At this point, the trials were discontinued.
Does tamoxifen actually prevent breast cancer or, as it does in cancer treatment, just slow down the growth of the cancer so that it did not become evident during the trial? There are two kinds of breast cancer: One type is estrogen sensitive and depriving these tumors of estrogen will slow down their growth or cause some to shrink. These are the cancers that are "prevented" with tamoxifen. The other type is not estrogen sensitive. These tumors are not "prevented" with tamoxifen. This suggests that tamoxifen may not actually "prevent" breast cancer, but slows down its growth and that those cancers might be expected to appear after the tamoxifen treatment is discontinued.
Tamoxifen is a wonderful drug. It has extended the lives of people with incurable breast cancer by many years. Compared to chemotherapy, it has far fewer side effects. However, unlike chemotherapy that can kill cancer cells, it will only inhibit the growth of the cancer. If I had incurable breast cancer, tamoxifen would be my first choice as a drug that could extend my life.
The authors of the study conclude that "Despite side effects from administration of tamoxifen, its use as a breast cancer preventative agent is appropriate in many women at increased risk for the disease." Unfortunately, at the present time, there is no way to identify those women who would actually be benefited. Therefore, out of every 1,000 women at risk, it is necessary to give the drug to 979 women who may not be benefited in order to help 21 women; and to 5 women who might actually be harmed).

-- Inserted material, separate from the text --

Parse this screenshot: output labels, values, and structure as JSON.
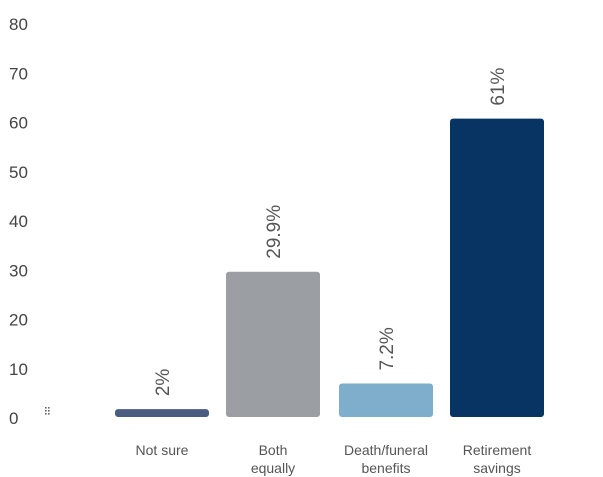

If a woman is at high risk for breast cancer; that is if she has one of the so-called breast cancer genes, which goes along with having a number of close relatives who have had breast cancer, she has a number of options. She could be meticulous in breast self examination and hope that she will detect a cancer while it is curable. A second option is mammography. This increases the likelihood of early detection. The down side of this is that women with a breast cancer gene are unusually susceptible to the gene mutation effects of x-ray. Another option is to have her breasts removed. This will reduce the possibility of her ever developing breast cancer by about 98%. It will not be 100% because some breast tissue usually remains. Some women have chosen this option, although most women prefer to keep their breasts and take their chances.
Now tamoxifen offers another option. It is nowhere near as effective as removal of the breasts, and is better than nothing. If I were a woman at high risk, I would consider it. However, breast cancer is easier to detect than uterine cancer and blood clots are very serious, and potentially fatal.
To my mind, the Tamoxifen-Chemoprevention study was the National Cancer Institute's equivalent of the Pentagon's Star Wars program. Now as a result of a statistically significant decrease in the incidence of breast cancer in women taking the drug, it is being touted as a major breakthrough, with all of the attendant hype. I can imagine the drug company that manufactures it planning its advertising campaign.
An honored principle of medical ethics is "First do no harm." To my mind, giving a powerful drug (tamoxifen for the prevention of breast cancer or the statin drugs for the prevention of heart attacks) to healthy people borders on medical malpractice. I am far from alone in this belief.